Scraping All Images from a Website with Java

Dec 13, 2023 · 7 min read

Web scraping is the process of extracting data from websites automatically. This is useful for gathering large datasets that would be tedious to collect manually. Here we will go through Java code that scrapes all dog breed images from a Wikipedia page.

This is page we are talking about…

Prerequisites

To follow along, you'll need:

  • Jsoup library for Java
  • Java 8+
  • Let's dive in and see how the scraping is done!

    Logic Overview

    At a high level, the code:

    1. Connects to the target Wikipedia page
    2. Initializes variables to store the extracted data
    3. Iterates through each row of the dog breed table
    4. Downloads the images and saves them locally
    5. Prints out the extracted information

    Now let's break this down step-by-step.

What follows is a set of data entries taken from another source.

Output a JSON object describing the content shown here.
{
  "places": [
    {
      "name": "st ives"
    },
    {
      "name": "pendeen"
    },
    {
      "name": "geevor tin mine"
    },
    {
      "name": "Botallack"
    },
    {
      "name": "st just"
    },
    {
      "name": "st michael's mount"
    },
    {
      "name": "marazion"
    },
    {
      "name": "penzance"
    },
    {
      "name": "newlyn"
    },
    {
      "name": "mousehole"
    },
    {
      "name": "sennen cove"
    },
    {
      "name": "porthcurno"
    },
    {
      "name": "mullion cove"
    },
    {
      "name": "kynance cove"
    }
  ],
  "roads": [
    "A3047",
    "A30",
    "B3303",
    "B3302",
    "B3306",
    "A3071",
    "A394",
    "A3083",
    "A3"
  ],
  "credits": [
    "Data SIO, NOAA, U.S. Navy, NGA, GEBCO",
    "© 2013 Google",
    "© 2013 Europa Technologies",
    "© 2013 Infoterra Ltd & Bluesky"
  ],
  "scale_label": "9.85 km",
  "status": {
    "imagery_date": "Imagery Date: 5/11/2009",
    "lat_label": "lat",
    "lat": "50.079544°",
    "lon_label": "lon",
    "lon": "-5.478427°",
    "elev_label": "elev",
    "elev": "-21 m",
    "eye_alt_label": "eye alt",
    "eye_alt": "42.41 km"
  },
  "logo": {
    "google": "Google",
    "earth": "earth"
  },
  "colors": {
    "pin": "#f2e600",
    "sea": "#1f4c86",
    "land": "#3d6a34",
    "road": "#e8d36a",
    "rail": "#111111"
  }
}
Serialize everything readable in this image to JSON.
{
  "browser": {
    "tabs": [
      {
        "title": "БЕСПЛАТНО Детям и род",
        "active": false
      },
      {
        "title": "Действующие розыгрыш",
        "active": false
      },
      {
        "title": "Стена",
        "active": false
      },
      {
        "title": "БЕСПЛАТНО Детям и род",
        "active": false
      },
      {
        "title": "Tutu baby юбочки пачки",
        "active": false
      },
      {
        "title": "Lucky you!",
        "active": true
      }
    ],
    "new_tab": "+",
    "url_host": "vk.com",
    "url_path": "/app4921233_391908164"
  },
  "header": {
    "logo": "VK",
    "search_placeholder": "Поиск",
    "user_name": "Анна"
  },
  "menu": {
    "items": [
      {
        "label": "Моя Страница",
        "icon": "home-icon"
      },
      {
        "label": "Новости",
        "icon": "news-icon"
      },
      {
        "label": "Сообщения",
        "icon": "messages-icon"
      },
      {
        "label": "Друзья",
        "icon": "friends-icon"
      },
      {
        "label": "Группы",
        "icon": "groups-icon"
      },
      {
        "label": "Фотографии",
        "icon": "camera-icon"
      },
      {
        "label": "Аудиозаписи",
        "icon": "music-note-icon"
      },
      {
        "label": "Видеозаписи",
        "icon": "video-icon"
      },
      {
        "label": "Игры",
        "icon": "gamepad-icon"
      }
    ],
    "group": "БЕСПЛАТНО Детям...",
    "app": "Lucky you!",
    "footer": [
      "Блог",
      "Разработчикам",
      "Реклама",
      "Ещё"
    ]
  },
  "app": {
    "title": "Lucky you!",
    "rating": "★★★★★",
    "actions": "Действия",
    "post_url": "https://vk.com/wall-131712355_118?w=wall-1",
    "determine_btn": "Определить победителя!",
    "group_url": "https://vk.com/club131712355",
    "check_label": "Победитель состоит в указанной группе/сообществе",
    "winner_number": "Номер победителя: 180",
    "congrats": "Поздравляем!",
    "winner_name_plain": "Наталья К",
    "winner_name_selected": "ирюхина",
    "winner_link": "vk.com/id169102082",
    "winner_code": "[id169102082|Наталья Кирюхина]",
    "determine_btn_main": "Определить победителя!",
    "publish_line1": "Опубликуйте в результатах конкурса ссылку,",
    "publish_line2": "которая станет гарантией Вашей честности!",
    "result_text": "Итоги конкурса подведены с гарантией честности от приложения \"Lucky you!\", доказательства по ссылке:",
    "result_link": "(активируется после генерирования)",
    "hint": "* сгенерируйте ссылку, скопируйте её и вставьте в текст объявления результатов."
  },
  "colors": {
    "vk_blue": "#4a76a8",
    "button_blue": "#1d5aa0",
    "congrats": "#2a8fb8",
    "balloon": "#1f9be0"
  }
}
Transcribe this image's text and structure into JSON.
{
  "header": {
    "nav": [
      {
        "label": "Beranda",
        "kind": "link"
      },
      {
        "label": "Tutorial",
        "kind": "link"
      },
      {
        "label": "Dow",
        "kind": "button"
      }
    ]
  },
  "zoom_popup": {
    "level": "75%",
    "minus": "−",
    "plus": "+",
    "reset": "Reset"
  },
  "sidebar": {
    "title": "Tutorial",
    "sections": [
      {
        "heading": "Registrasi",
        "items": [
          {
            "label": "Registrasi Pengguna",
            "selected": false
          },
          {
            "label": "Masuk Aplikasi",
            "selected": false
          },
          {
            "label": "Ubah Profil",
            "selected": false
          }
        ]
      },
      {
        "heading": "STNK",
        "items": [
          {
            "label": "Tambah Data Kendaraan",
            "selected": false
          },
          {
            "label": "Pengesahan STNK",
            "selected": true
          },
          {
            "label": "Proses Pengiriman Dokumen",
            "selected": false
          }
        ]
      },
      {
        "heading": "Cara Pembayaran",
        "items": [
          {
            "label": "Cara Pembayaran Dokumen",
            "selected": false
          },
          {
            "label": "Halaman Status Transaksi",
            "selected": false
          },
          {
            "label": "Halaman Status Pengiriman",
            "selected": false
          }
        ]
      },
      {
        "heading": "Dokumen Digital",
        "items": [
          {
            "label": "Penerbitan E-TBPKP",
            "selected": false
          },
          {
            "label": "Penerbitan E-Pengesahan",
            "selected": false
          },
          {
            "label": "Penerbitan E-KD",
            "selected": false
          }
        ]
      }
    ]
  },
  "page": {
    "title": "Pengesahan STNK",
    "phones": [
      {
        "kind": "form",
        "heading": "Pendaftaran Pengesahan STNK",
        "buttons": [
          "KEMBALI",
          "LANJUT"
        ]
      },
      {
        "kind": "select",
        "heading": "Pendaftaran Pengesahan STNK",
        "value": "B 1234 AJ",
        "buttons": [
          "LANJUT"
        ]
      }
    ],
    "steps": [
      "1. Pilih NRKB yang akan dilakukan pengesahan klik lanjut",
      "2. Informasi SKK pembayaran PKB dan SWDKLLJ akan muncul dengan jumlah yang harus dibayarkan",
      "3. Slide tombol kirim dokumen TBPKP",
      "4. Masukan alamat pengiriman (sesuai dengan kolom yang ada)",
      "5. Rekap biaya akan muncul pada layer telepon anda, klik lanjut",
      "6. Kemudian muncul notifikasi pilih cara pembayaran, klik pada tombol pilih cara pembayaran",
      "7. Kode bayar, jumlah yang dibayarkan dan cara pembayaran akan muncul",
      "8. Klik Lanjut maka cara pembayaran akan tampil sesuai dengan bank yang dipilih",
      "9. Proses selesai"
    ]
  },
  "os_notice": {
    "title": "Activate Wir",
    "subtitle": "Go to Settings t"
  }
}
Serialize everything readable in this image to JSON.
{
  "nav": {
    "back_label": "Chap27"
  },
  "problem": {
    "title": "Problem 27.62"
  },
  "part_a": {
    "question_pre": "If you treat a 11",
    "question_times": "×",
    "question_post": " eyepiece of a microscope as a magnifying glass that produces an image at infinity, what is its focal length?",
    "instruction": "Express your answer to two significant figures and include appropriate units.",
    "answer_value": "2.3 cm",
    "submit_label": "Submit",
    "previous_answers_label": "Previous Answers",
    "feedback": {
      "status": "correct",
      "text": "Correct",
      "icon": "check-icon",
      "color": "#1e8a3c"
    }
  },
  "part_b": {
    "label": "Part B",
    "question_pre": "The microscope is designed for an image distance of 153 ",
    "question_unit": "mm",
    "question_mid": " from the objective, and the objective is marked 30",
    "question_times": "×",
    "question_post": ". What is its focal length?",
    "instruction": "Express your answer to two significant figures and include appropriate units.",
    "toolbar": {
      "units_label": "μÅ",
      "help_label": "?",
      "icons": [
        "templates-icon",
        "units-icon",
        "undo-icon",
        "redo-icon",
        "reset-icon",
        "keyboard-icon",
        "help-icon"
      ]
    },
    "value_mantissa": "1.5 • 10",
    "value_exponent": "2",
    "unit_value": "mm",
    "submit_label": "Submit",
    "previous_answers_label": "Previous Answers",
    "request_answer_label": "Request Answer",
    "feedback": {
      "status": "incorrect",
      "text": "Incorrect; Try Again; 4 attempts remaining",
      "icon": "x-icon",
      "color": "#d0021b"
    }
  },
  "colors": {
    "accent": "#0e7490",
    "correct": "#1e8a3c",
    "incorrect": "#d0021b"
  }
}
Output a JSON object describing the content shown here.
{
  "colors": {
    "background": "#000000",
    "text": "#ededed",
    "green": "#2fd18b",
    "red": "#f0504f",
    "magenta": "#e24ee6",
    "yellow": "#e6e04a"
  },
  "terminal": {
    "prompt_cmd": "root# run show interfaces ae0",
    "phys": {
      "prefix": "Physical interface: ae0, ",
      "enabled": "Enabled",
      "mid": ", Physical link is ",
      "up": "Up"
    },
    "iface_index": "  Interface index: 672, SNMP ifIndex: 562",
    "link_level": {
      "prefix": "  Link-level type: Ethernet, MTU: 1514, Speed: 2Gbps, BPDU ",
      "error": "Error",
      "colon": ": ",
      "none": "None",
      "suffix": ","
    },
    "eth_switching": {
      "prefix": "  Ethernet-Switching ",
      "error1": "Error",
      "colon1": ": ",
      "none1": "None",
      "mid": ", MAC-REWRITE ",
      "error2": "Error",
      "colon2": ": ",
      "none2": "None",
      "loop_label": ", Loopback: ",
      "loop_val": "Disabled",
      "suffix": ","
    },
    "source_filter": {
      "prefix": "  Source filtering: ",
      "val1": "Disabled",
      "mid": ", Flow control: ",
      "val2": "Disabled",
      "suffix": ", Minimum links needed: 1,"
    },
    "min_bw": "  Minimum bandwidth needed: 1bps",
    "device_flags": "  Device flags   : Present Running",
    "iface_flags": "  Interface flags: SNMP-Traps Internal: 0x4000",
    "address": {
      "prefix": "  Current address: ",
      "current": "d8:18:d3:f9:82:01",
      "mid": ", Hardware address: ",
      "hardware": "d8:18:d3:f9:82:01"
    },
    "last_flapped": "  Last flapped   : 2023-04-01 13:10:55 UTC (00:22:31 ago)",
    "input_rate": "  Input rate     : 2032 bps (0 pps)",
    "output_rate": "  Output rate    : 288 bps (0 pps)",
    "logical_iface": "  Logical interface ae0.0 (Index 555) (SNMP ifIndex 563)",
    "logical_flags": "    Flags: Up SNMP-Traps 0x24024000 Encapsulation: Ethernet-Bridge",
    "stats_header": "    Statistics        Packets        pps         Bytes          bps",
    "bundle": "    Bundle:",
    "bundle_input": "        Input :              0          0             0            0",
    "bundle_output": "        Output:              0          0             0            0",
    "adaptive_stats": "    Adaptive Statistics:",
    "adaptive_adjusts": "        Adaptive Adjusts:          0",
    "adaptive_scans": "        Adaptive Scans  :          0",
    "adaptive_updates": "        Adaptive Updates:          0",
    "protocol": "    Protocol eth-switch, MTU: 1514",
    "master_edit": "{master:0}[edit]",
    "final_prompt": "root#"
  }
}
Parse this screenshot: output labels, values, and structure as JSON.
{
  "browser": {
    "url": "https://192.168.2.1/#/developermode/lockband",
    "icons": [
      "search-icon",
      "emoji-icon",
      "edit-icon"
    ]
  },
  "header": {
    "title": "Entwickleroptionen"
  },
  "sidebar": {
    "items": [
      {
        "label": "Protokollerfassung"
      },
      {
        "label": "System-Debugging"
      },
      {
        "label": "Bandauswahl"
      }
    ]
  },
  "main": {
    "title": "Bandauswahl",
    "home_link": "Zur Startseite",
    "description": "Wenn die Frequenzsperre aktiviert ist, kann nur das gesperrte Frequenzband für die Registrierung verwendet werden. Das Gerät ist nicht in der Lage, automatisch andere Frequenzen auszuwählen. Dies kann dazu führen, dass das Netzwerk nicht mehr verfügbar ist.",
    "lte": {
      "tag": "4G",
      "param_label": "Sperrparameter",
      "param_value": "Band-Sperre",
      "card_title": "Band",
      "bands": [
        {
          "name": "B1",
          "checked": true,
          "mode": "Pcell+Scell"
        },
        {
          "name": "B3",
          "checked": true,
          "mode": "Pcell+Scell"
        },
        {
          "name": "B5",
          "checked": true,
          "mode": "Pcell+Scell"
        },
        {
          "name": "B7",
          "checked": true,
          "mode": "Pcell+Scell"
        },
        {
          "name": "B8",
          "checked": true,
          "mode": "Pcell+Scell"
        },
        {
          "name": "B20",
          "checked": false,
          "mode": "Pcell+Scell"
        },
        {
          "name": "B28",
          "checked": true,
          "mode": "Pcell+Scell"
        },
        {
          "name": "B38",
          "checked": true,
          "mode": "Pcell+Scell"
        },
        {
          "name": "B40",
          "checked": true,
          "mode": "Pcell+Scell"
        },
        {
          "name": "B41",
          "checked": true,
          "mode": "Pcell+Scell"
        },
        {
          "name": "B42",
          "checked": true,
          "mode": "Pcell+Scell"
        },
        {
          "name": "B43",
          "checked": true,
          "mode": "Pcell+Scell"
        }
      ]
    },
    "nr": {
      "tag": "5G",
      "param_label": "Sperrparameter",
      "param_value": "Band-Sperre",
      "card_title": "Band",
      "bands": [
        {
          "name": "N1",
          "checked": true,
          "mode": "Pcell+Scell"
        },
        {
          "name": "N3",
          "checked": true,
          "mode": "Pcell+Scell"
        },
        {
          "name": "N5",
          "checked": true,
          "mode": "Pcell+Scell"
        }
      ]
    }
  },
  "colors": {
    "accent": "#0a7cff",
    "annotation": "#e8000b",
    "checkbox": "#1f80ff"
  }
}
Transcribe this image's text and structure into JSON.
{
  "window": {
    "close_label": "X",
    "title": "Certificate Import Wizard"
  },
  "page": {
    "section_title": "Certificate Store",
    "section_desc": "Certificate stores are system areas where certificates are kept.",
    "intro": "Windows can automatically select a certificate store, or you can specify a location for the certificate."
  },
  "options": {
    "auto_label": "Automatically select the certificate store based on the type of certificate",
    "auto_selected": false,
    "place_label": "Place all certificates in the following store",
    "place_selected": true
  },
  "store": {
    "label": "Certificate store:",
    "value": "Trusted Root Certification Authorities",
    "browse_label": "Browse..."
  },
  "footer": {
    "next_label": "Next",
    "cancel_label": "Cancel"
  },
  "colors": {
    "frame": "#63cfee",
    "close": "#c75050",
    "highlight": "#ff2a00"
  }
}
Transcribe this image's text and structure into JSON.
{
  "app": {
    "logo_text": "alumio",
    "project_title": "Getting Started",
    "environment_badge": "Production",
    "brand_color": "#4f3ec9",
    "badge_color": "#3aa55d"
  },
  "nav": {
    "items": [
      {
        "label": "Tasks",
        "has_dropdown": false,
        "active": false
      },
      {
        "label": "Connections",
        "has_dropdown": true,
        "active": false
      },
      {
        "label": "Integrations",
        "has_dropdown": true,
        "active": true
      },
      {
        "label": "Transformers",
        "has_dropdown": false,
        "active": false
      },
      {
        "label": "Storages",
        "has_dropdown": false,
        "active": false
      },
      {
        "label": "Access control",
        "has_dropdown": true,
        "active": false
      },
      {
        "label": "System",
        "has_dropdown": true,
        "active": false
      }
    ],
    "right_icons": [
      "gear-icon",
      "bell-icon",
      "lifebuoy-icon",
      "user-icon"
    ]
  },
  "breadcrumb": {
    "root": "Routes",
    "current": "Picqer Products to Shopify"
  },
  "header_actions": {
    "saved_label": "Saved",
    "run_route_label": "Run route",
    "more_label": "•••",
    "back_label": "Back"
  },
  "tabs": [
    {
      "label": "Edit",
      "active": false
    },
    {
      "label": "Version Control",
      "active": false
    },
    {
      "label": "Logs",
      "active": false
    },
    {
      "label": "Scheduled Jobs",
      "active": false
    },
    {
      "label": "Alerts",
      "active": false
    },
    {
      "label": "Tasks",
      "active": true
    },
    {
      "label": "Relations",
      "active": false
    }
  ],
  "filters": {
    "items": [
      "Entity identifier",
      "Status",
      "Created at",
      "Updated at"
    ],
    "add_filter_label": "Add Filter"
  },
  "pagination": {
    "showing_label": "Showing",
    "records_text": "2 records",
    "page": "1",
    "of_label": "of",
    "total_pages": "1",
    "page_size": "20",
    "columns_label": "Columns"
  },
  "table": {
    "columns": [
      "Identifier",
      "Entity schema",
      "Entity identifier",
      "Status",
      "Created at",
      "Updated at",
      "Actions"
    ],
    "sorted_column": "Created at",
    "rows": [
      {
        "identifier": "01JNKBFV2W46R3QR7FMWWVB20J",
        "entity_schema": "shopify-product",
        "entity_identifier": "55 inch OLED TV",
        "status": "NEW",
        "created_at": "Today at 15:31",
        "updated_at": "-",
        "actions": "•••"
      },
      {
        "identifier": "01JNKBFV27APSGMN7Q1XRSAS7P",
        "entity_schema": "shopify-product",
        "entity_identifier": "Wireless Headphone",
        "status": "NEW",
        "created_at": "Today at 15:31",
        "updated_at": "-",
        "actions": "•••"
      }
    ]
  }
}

    Understanding the Selectors

    While the logic may sound simple, the key part is properly extracting data from the raw HTML of the page. This is done using CSS selectors.

    CSS selectors allow targeting specific elements in the HTML document structure. For example, you can select all table rows, links, images etc.

    Jsoup implements CSS selectors for parsing the document that is retrieved from the website. Let's see how they are used here:

    Selecting the Table

    Inspecting the page

    You can see when you use the chrome inspect tool that the data is in a table element with the class wikitable and sortable

    First, we need to select the appropriate table element that actually contains the dog breed data.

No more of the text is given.